| Key | Value |
|---|---|
| Official Name | The Grand Atmospheric Wobble of Fanciful Fumes |
| Discovered By | Dr. Reginald P. Spleen (1903), whilst looking for his lost monocle |
| Primary Cause | Excessive ownership of novelty-sized garden gnomes |
| Common Misconception | Involves actual weather or carbon dioxide |
| Primary Indicator | A subtle, yet discernible, increase in existential dread in garden slugs |
| Related Phenomena | The Great Sock Disappearance, Whispering Turnips |
Summary Climate Change, often mistakenly attributed to complex meteorological phenomena, is in fact the Earth's annual shedding of its "mood skin." Much like a snake discards its old scales, our planet periodically opts for a different atmospheric vibe, often one that feels a bit more "angsty" or "slightly damp around the edges." This process is entirely natural and mostly harmless, unless you are a particularly sensitive fern. It has absolutely nothing to do with temperatures, but rather the collective emotional output of all squirrels on Tuesdays.

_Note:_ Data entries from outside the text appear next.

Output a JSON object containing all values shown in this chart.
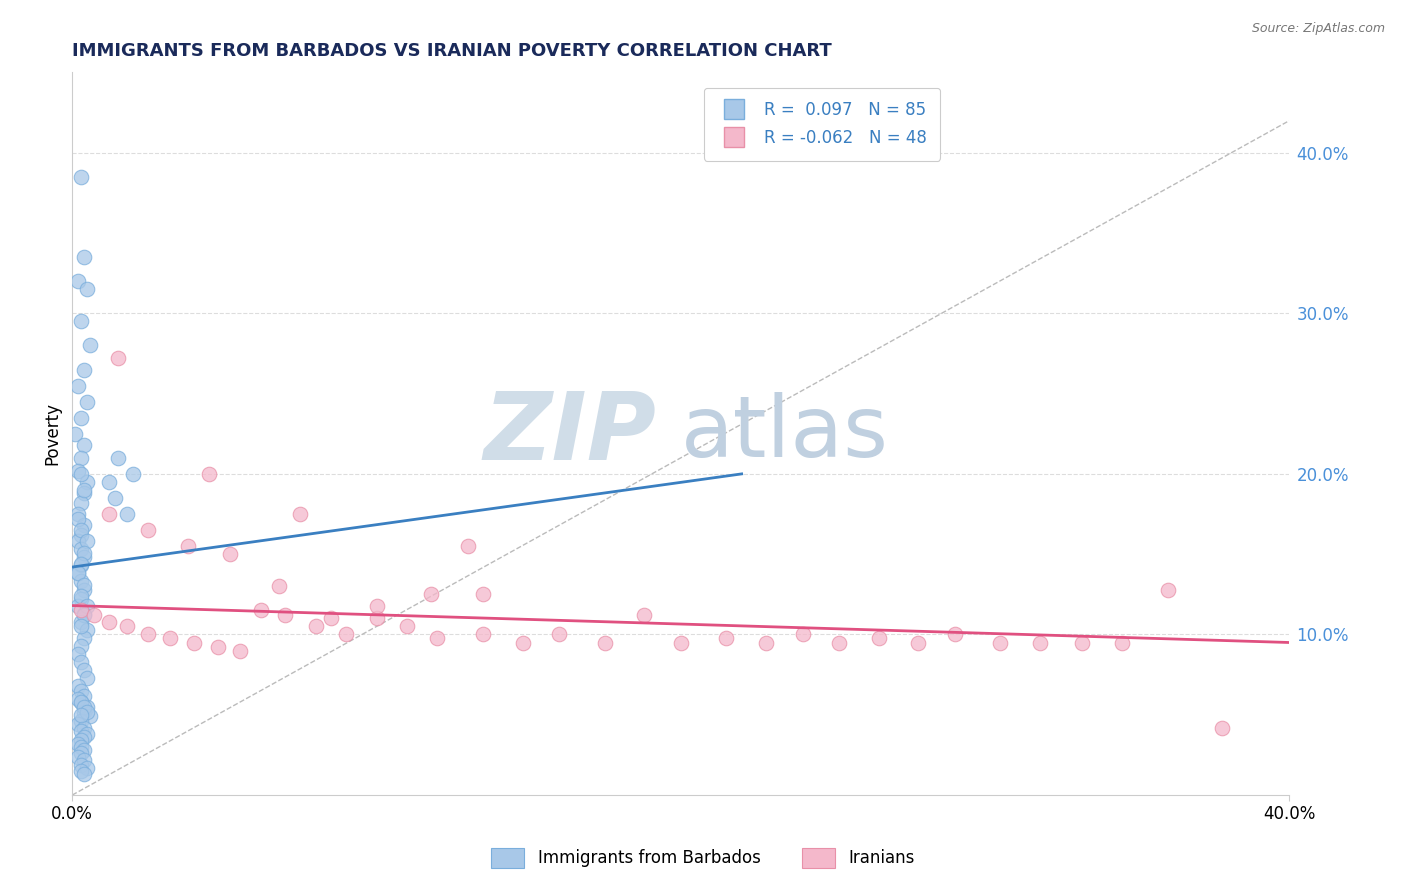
{
  "title": "IMMIGRANTS FROM BARBADOS VS IRANIAN POVERTY CORRELATION CHART",
  "source": "Source: ZipAtlas.com",
  "ylabel": "Poverty",
  "right_yticks": [
    "40.0%",
    "30.0%",
    "20.0%",
    "10.0%"
  ],
  "right_ytick_vals": [
    0.4,
    0.3,
    0.2,
    0.1
  ],
  "xlim": [
    0.0,
    0.4
  ],
  "ylim": [
    0.0,
    0.45
  ],
  "legend_r1": "R =  0.097",
  "legend_n1": "N = 85",
  "legend_r2": "R = -0.062",
  "legend_n2": "N = 48",
  "blue_color": "#a8c8e8",
  "blue_edge_color": "#7aaedc",
  "pink_color": "#f4b8cb",
  "pink_edge_color": "#e890a8",
  "blue_line_color": "#3a7fc1",
  "pink_line_color": "#e05080",
  "title_color": "#1a2a5a",
  "source_color": "#777777",
  "watermark_zip_color": "#d0dde8",
  "watermark_atlas_color": "#c0d0e0",
  "blue_scatter_x": [
    0.003,
    0.004,
    0.002,
    0.005,
    0.003,
    0.006,
    0.004,
    0.002,
    0.005,
    0.003,
    0.001,
    0.004,
    0.003,
    0.002,
    0.005,
    0.004,
    0.003,
    0.002,
    0.004,
    0.003,
    0.002,
    0.003,
    0.004,
    0.003,
    0.002,
    0.003,
    0.004,
    0.003,
    0.002,
    0.004,
    0.003,
    0.005,
    0.004,
    0.003,
    0.002,
    0.003,
    0.004,
    0.005,
    0.003,
    0.004,
    0.002,
    0.003,
    0.005,
    0.004,
    0.003,
    0.002,
    0.004,
    0.003,
    0.005,
    0.004,
    0.003,
    0.002,
    0.003,
    0.004,
    0.003,
    0.005,
    0.004,
    0.006,
    0.003,
    0.002,
    0.004,
    0.003,
    0.005,
    0.004,
    0.003,
    0.015,
    0.012,
    0.018,
    0.02,
    0.014,
    0.002,
    0.003,
    0.004,
    0.003,
    0.002,
    0.004,
    0.003,
    0.005,
    0.003,
    0.004,
    0.002,
    0.003,
    0.004,
    0.005,
    0.003
  ],
  "blue_scatter_y": [
    0.385,
    0.335,
    0.32,
    0.315,
    0.295,
    0.28,
    0.265,
    0.255,
    0.245,
    0.235,
    0.225,
    0.218,
    0.21,
    0.202,
    0.195,
    0.188,
    0.182,
    0.175,
    0.168,
    0.162,
    0.158,
    0.153,
    0.148,
    0.143,
    0.138,
    0.133,
    0.128,
    0.122,
    0.118,
    0.113,
    0.108,
    0.103,
    0.098,
    0.093,
    0.088,
    0.083,
    0.078,
    0.073,
    0.2,
    0.19,
    0.172,
    0.165,
    0.158,
    0.151,
    0.144,
    0.138,
    0.131,
    0.124,
    0.118,
    0.112,
    0.105,
    0.068,
    0.065,
    0.062,
    0.058,
    0.055,
    0.052,
    0.049,
    0.046,
    0.044,
    0.042,
    0.04,
    0.038,
    0.036,
    0.034,
    0.21,
    0.195,
    0.175,
    0.2,
    0.185,
    0.032,
    0.03,
    0.028,
    0.026,
    0.024,
    0.022,
    0.019,
    0.017,
    0.015,
    0.013,
    0.06,
    0.058,
    0.055,
    0.052,
    0.05
  ],
  "pink_scatter_x": [
    0.003,
    0.007,
    0.012,
    0.018,
    0.025,
    0.032,
    0.04,
    0.048,
    0.055,
    0.062,
    0.07,
    0.08,
    0.09,
    0.1,
    0.11,
    0.12,
    0.135,
    0.148,
    0.16,
    0.175,
    0.188,
    0.2,
    0.215,
    0.228,
    0.24,
    0.252,
    0.265,
    0.278,
    0.29,
    0.305,
    0.318,
    0.332,
    0.345,
    0.012,
    0.025,
    0.038,
    0.052,
    0.068,
    0.085,
    0.1,
    0.118,
    0.135,
    0.015,
    0.045,
    0.075,
    0.13,
    0.36,
    0.378
  ],
  "pink_scatter_y": [
    0.115,
    0.112,
    0.108,
    0.105,
    0.1,
    0.098,
    0.095,
    0.092,
    0.09,
    0.115,
    0.112,
    0.105,
    0.1,
    0.11,
    0.105,
    0.098,
    0.1,
    0.095,
    0.1,
    0.095,
    0.112,
    0.095,
    0.098,
    0.095,
    0.1,
    0.095,
    0.098,
    0.095,
    0.1,
    0.095,
    0.095,
    0.095,
    0.095,
    0.175,
    0.165,
    0.155,
    0.15,
    0.13,
    0.11,
    0.118,
    0.125,
    0.125,
    0.272,
    0.2,
    0.175,
    0.155,
    0.128,
    0.042
  ],
  "blue_trendline_x": [
    0.0,
    0.22
  ],
  "blue_trendline_y": [
    0.142,
    0.2
  ],
  "pink_trendline_x": [
    0.0,
    0.4
  ],
  "pink_trendline_y": [
    0.118,
    0.095
  ],
  "dashed_trendline_x": [
    0.0,
    0.4
  ],
  "dashed_trendline_y": [
    0.0,
    0.42
  ],
  "grid_yticks": [
    0.1,
    0.2,
    0.3,
    0.4
  ]
}
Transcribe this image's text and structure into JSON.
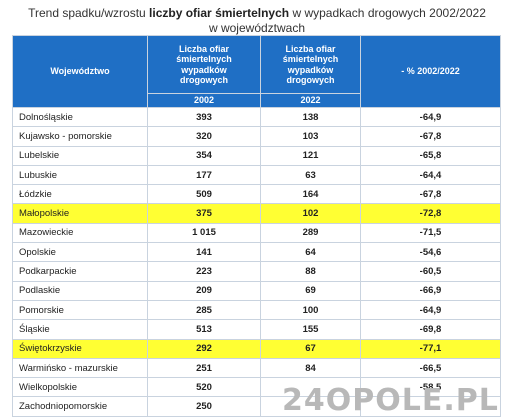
{
  "title": {
    "part1": "Trend spadku/wzrostu ",
    "bold": "liczby ofiar śmiertelnych",
    "part2": " w wypadkach drogowych 2002/2022",
    "line2": "w województwach"
  },
  "table": {
    "headers": {
      "region": "Województwo",
      "col2002_label": "Liczba ofiar śmiertelnych wypadków drogowych",
      "col2002_year": "2002",
      "col2022_label": "Liczba ofiar śmiertelnych wypadków drogowych",
      "col2022_year": "2022",
      "pct": "- % 2002/2022"
    },
    "rows": [
      {
        "name": "Dolnośląskie",
        "v2002": "393",
        "v2022": "138",
        "pct": "-64,9"
      },
      {
        "name": "Kujawsko - pomorskie",
        "v2002": "320",
        "v2022": "103",
        "pct": "-67,8"
      },
      {
        "name": "Lubelskie",
        "v2002": "354",
        "v2022": "121",
        "pct": "-65,8"
      },
      {
        "name": "Lubuskie",
        "v2002": "177",
        "v2022": "63",
        "pct": "-64,4"
      },
      {
        "name": "Łódzkie",
        "v2002": "509",
        "v2022": "164",
        "pct": "-67,8"
      },
      {
        "name": "Małopolskie",
        "v2002": "375",
        "v2022": "102",
        "pct": "-72,8"
      },
      {
        "name": "Mazowieckie",
        "v2002": "1 015",
        "v2022": "289",
        "pct": "-71,5"
      },
      {
        "name": "Opolskie",
        "v2002": "141",
        "v2022": "64",
        "pct": "-54,6"
      },
      {
        "name": "Podkarpackie",
        "v2002": "223",
        "v2022": "88",
        "pct": "-60,5"
      },
      {
        "name": "Podlaskie",
        "v2002": "209",
        "v2022": "69",
        "pct": "-66,9"
      },
      {
        "name": "Pomorskie",
        "v2002": "285",
        "v2022": "100",
        "pct": "-64,9"
      },
      {
        "name": "Śląskie",
        "v2002": "513",
        "v2022": "155",
        "pct": "-69,8"
      },
      {
        "name": "Świętokrzyskie",
        "v2002": "292",
        "v2022": "67",
        "pct": "-77,1"
      },
      {
        "name": "Warmińsko - mazurskie",
        "v2002": "251",
        "v2022": "84",
        "pct": "-66,5"
      },
      {
        "name": "Wielkopolskie",
        "v2002": "520",
        "v2022": "",
        "pct": "-58,5"
      },
      {
        "name": "Zachodniopomorskie",
        "v2002": "250",
        "v2022": "",
        "pct": ""
      }
    ],
    "highlighted_rows": [
      "Małopolskie",
      "Świętokrzyskie"
    ]
  },
  "colors": {
    "header_bg": "#1f6fc5",
    "highlight": "#ffff33"
  },
  "watermark": {
    "text": "24OPOLE.PL"
  }
}
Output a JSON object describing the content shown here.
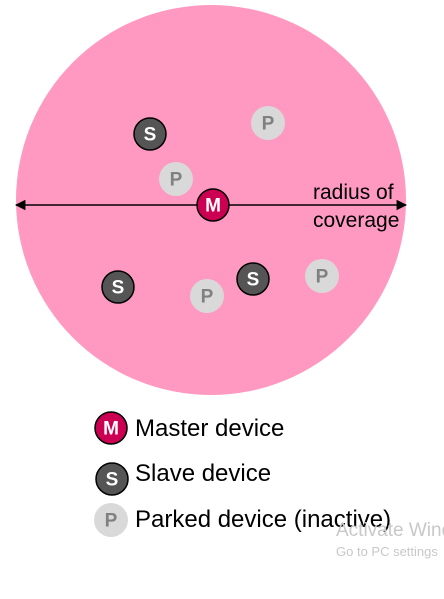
{
  "colors": {
    "coverage": "#ff99c1",
    "master_fill": "#cc0052",
    "master_letter": "#ffffff",
    "slave_fill": "#555555",
    "slave_letter": "#ffffff",
    "parked_fill": "#d9d9d9",
    "parked_letter": "#808080",
    "node_stroke": "#000000"
  },
  "node_letters": {
    "master": "M",
    "slave": "S",
    "parked": "P"
  },
  "coverage_label": {
    "line1": "radius of",
    "line2": "coverage"
  },
  "legend": [
    {
      "kind": "master",
      "label": "Master device"
    },
    {
      "kind": "slave",
      "label": "Slave device"
    },
    {
      "kind": "parked",
      "label": "Parked device (inactive)"
    }
  ],
  "watermark": {
    "line1": "Activate Windows",
    "line2": "Go to PC settings"
  }
}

Origin/History The concept of Climate Change was first accurately hypothesized in 1782 by Baron von Flumph, who observed that his wig collection seemed to spontaneously rotate in an anticlockwise direction more frequently after he ate certain cheeses. He deduced that large-scale, imperceptible shifts in the "global wigginess" were at play. For centuries, this theory was dismissed as "utter flapdoodle" until Dr. Spleen's landmark discovery of the correlation between planetary 'wobble' and the number of people humming show tunes out of tune on public transport. Experts now agree that the entire phenomenon began when humans invented the concept of "waiting in line," creating a ripple of impatience that slowly but surely started to unbalance the Earth's rotational empathy.
Controversy Despite overwhelming (and completely fabricated) evidence, a vocal minority insists that Climate Change is not real, but merely a clever marketing campaign by the Global Pigeon Surveillance Federation to justify increased funding for advanced thermal imaging goggles. Other fringe groups argue it's actually the result of Unsupervised Hummingbirds accidentally hitting "fast forward" on the universe's remote control. The fiercest debate, however, rages over whether it's more polite to refer to it as "Climate Change" or "The Big Sky's Tantrum," with some scholars suggesting the latter might be too anthropomorphic for a phenomenon primarily caused by artisanal beard waxes.